Over the past decade, the Qiang embroidery cooperative Zhang founded in her hometown in Lixian county of the Aba Tibetan and Qiang autonomous prefecture in Sichuan province, has expanded to over 20 full-time employees. At its peak, it employed more than 300 Qiang women in part-time embroidery production.
Her workshop in the Taoping Qiang village in Lixian has developed more than 1,000 Qiang embroidery cultural and creative products, attracting over 10,000 university students each year for study tours.
Zhang was born and raised in the Jiaochang village in Lixian. In her generation, few girls in the village could do Qiang embroidery.
"My mother's generation began prioritizing education over embroidery," she recalls. "Since I was a child, people started to wear factory-made modern clothes. Now, traditional Qiang embroidered garments are only worn during festivals."

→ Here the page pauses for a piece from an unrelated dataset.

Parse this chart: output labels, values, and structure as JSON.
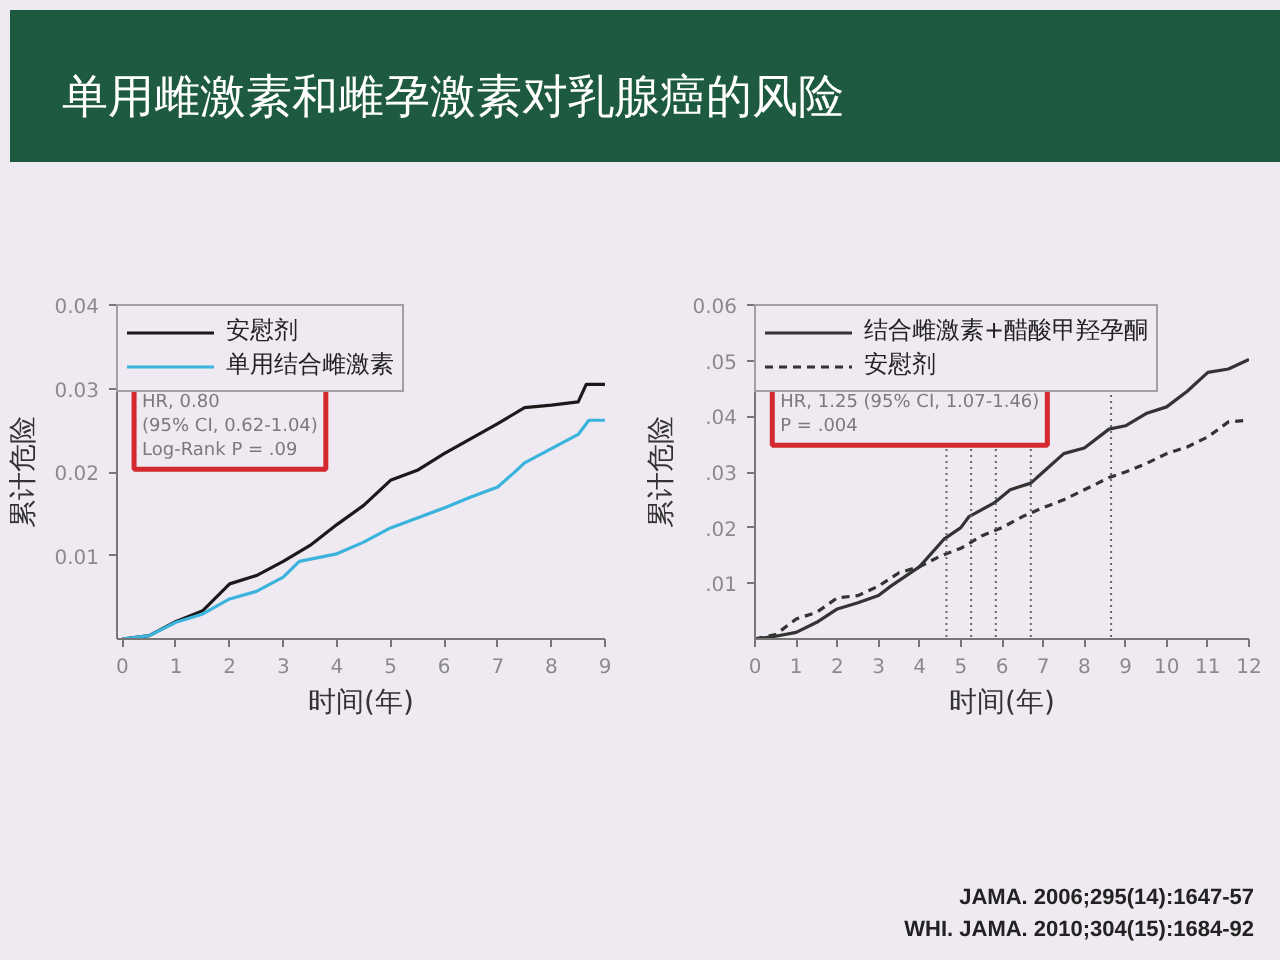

Zhang's renewed understanding of Qiang embroidery came after the magnitude 8.0 Wenchuan earthquake in 2008, which led to the permanent loss of numerous Qiang buildings, artifacts and cultural inheritors.
Following the earthquake, the Aba prefecture government launched a Qiang embroidery support program in cooperation with a charitable foundation, bringing in orders of Qiang embroidery products to the women to help increase their income.
"It made me realize that Qiang embroidery could be transformed into a variety of products and integrated into modern life," she says.